Un « petit » pays européen doté d’une croissance démographique historiquement faible
À l’inverse de certains pays européens, l’Estonie n’a pas connu d’explosion de sa croissance démographique au cours de la période contemporaine. Elle a en fait des difficultés de renouvellement de la population depuis le XIXe siècle, malgré l’anomalie démographique de la période soviétique. D’un peu moins de 960 000 habitants en 1897, la population locale est passée à 1 126 000 en 1934 et 1 197 000 en 1959, pour atteindre un pic de 1 566 000 en 1989. Mark Gortfelder, démographe de l’université de Tallinn, explique ce phénomène par des arguments historiques et culturels : province de l’Empire russe au XIXe siècle, l’Estonie est alors fortement rurale. Bien que le servage soit aboli au cours des années 1816-1819, la paysannerie reste dépendante des grands propriétaires germano-baltes (ou russes), ce qui ne permet pas l’amélioration de ses conditions de vie (pauvreté, maladies, mortalité infantile). De plus, ce territoire est alors majoritairement protestant, religion plutôt favorable au contrôle des naissances. Après la Seconde Guerre mondiale et jusqu’à l’indépendance du pays en 1991, l’Estonie voit arriver de nombreux migrants issus du reste de l’Union soviétique, venus principalement de République socialiste soviétique de Russie, qui viennent travailler dans cette République socialiste soviétique voisine, réputée développée et dynamique. Entre 1989 et 2000, le pays perd presque 200 000 habitants, du fait des « retours » en Russie ou dans les autres États de l’ancienne URSS mais aussi de l’émigration économique vers les pays d’Europe de l’Ouest ou d’Amérique du Nord.

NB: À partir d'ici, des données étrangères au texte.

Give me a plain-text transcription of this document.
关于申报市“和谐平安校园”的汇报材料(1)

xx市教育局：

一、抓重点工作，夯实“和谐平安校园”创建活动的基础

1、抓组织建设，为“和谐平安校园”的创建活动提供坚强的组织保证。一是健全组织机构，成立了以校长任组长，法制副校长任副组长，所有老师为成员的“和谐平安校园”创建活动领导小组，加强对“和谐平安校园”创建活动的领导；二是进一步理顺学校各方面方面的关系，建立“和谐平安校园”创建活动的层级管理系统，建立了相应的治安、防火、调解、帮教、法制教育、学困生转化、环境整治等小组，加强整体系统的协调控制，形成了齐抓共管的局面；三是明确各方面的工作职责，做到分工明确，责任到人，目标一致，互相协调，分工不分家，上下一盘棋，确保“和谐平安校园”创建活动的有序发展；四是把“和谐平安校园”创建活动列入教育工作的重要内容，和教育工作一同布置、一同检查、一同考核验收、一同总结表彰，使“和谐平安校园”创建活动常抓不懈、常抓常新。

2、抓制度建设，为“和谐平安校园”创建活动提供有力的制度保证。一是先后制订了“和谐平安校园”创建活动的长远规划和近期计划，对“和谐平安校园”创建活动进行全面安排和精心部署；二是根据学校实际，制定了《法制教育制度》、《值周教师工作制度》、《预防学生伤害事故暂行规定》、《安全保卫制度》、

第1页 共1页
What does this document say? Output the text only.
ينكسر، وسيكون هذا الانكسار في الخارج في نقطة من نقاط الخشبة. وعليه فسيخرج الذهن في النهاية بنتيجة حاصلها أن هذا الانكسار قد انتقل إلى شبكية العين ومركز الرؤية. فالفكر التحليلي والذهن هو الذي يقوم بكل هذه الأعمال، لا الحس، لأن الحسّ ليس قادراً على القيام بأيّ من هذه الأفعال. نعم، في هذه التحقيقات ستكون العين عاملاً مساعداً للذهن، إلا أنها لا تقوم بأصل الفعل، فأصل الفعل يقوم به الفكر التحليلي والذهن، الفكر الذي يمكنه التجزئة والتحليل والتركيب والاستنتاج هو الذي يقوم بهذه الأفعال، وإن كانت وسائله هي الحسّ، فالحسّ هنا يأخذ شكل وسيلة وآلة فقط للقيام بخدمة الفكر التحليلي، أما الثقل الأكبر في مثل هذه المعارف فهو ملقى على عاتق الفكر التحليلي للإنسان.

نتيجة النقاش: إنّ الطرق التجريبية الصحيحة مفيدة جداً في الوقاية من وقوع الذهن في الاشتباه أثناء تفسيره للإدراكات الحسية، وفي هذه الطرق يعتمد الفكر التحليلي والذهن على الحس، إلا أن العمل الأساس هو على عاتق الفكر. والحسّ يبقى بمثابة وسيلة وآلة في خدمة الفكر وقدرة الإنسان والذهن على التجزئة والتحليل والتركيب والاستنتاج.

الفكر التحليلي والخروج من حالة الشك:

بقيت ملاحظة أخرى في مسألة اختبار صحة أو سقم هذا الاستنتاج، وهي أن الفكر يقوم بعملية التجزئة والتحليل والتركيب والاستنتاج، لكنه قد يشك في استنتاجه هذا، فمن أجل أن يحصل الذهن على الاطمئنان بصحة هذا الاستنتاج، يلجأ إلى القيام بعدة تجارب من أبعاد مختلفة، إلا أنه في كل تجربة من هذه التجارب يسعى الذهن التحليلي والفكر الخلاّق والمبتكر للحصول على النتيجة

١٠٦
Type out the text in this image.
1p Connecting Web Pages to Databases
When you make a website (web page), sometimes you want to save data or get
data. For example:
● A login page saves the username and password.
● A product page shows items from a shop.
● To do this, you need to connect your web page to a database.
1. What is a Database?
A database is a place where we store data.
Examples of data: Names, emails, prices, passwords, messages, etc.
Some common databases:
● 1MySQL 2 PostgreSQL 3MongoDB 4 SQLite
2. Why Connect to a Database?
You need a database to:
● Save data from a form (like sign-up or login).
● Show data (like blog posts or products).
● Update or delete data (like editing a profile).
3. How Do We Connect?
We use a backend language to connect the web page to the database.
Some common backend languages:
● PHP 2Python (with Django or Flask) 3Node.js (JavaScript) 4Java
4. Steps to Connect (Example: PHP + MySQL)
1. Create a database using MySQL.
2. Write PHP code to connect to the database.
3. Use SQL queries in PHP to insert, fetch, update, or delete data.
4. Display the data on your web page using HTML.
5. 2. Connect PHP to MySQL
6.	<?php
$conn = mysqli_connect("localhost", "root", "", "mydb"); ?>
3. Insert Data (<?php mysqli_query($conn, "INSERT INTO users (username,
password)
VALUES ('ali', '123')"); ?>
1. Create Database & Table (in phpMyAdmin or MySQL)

En 2022, la population estonienne s’élève à près de 1 326 000 personnes(1). Le plus septentrional des pays baltes a dorénavant des caractéristiques démographiques et sociales relativement identiques à celles de nombreux États de l’UE, particulièrement ceux des pays d’Europe centrale et orientale. Le taux d’accroissement naturel est négatif (-3,1 ‰ en 2022, avec un taux de mortalité de 11,7 ‰ et un taux de natalité de 8,6 ‰). Le taux de natalité, faible, est l’objet de fortes disparités sur le territoire. En effet, alors que la population est principalement concentrée dans les villes, les espaces ruraux, moins peuplés, ont toutefois une natalité plus forte, qui peut s’expliquer par des facteurs socio-économiques : ces zones, plus conservatrices, proposent un cadre de vie propice à l’accueil de plusieurs enfants, à la différence des espaces urbains où le prix du m2 est élevé.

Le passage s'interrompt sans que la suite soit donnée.